Thursday, July 02, 2009

St. Pancras and the Poet

I don't think I'd ever heard the name St. Pancras outside the context of the London railway station. And hearing it would always make me think of the pancreas. St. Pancreas. And damn it, pancreas would always make me think of that icky scene in Love Story where Ryan O'Neal says, "I'm a liver," and Ali McGraw replies, "I'm a pancreas." So I always hated to think of St. Pancras Station because it reminded me of icky Ali McGraw in Love Story. And there I was in London and I still didn't know who the hell St. Pancras was, and why he had a railway station named for him. Could he have been from the Islets of Langerhans, the patron saint of diabetics?

I found myself at St. Pancreas Station, thinking about Ali McGraw and insulin, because I was going to visit the British Library, right by the station. I stopped off at the station to take a look at the statue of John Betjeman, one-time British poet laureate. I don't know his poetry at all, but he's memorialized at the station because he was instrumental in preventing its demolition in the 1960s. It's quite a charming statue.

I hadn't been to the British Library since they moved to the St. Pancras area in the late '90s. I went to take a look at the exhibit of treasures of the library's collection, which includes some truly awe-inspiring items. I'd seen many of these items before, at the old library near the British Museum, but the new addition to the collection that had especial relevance to me was a simple typed manuscript page, with written emendations, the opening of Pinter's The Homecoming, one of my favorite plays by one of my most revered literary forebears. The library had acquired the author's papers after his death. Pinter brilliantly peopled the territory that lay between the kitchen sink of Osborne and Wesker and the abyss of Beckett. "What have you done with the scissors?"

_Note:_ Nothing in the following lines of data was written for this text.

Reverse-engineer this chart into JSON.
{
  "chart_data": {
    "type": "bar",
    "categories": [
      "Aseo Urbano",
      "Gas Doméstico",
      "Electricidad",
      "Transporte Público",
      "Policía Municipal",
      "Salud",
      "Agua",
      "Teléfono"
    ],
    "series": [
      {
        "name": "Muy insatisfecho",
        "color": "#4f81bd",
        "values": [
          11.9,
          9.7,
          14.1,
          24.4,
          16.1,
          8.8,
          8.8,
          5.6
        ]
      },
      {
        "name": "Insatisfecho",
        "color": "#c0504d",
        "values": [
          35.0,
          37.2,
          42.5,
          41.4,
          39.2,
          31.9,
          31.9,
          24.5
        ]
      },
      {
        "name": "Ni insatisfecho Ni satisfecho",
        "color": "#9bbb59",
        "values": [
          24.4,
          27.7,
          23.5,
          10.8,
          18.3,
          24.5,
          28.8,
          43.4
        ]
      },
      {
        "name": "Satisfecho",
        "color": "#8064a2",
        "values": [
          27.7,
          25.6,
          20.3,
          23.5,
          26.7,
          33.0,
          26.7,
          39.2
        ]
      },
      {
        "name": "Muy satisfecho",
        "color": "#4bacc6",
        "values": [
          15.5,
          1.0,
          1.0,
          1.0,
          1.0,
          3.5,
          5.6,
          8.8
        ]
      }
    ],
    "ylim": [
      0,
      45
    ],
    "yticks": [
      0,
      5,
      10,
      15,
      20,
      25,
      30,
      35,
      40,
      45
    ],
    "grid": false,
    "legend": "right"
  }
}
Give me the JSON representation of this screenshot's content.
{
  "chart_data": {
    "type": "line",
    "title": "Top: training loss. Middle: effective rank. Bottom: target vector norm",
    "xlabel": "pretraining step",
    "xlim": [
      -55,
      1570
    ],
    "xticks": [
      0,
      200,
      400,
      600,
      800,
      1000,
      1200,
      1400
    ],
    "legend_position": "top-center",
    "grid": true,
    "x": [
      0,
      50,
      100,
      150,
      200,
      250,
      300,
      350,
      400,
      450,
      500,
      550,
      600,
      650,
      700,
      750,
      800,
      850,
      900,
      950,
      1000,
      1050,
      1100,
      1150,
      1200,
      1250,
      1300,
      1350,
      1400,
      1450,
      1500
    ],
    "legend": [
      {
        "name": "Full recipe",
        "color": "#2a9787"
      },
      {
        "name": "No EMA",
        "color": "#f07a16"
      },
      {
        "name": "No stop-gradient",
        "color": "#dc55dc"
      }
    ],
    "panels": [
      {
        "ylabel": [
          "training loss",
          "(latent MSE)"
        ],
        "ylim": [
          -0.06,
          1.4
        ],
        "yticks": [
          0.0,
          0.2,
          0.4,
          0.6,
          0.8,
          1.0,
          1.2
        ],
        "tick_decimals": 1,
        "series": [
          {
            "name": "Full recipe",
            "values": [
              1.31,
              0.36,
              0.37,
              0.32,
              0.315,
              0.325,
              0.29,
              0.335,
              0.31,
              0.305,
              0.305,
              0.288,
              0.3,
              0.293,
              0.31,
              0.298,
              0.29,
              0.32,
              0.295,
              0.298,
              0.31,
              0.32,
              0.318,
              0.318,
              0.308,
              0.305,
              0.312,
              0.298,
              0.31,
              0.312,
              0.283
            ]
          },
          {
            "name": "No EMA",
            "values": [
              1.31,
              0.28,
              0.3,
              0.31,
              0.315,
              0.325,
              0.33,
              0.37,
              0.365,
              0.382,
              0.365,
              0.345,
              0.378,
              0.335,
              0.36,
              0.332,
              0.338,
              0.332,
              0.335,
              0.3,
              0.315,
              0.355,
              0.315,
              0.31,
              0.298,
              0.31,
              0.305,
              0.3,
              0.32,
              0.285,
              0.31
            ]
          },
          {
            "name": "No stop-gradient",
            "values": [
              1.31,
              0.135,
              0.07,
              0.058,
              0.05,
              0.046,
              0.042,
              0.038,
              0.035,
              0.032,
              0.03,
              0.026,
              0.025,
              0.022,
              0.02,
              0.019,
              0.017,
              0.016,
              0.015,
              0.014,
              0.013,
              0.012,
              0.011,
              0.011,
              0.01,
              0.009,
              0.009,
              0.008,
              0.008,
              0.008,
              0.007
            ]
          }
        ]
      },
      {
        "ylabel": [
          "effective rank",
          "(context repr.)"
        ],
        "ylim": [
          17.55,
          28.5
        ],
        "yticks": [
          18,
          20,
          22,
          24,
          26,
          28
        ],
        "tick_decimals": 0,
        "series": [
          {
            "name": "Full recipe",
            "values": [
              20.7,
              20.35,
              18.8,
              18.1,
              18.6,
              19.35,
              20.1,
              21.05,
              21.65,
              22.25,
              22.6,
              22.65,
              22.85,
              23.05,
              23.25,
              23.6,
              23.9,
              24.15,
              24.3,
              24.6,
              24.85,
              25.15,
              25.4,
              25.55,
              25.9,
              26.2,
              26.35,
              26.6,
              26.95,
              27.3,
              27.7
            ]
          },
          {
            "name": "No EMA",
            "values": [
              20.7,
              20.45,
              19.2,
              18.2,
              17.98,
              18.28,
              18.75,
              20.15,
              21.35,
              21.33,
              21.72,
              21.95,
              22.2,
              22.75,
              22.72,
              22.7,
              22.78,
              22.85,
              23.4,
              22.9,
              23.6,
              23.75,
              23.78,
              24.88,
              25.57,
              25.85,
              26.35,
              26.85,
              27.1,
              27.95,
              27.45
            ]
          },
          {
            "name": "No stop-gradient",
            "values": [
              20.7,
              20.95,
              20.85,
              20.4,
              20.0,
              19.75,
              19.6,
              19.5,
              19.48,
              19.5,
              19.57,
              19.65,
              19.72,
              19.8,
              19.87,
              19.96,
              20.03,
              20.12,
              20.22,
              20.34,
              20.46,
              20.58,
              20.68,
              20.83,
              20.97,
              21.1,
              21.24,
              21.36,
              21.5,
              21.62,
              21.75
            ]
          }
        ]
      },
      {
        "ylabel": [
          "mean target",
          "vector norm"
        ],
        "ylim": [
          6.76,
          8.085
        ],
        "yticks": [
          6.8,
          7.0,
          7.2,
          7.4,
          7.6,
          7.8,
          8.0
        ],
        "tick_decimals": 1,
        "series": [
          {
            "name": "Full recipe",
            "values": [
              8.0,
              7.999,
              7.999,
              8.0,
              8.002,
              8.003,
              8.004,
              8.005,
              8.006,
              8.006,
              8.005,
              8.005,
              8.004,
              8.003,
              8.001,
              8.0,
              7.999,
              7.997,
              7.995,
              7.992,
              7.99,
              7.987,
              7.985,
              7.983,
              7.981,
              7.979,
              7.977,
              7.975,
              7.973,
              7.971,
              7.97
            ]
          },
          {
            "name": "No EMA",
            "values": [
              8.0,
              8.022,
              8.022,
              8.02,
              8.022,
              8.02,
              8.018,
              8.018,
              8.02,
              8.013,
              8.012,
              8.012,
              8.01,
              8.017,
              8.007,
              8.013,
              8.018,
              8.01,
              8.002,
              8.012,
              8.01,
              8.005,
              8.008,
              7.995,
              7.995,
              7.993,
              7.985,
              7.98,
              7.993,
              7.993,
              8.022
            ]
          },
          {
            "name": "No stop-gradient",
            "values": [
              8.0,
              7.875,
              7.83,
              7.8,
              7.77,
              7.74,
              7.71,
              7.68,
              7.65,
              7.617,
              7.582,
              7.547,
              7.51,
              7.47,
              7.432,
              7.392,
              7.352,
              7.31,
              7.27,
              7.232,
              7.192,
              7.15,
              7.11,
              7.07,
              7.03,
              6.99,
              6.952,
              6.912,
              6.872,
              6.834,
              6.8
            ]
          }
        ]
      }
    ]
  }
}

But I needed to put a real saint to the Pancras name. I couldn't keep thinking of the pancreas and Ali McGraw, no, that just wouldn't do, so when I got back to New York I googled our saint. It turns out he was just a kid. Beheaded at age 14, in Rome, during the reign of Diocletian. An obscure saint who, for some reason, is venerated by the English. If not for the London railway station and the aid of poet John Betjeman, he'd probably be completely forgotten by now, just another beheaded 14-year-old Roman boy.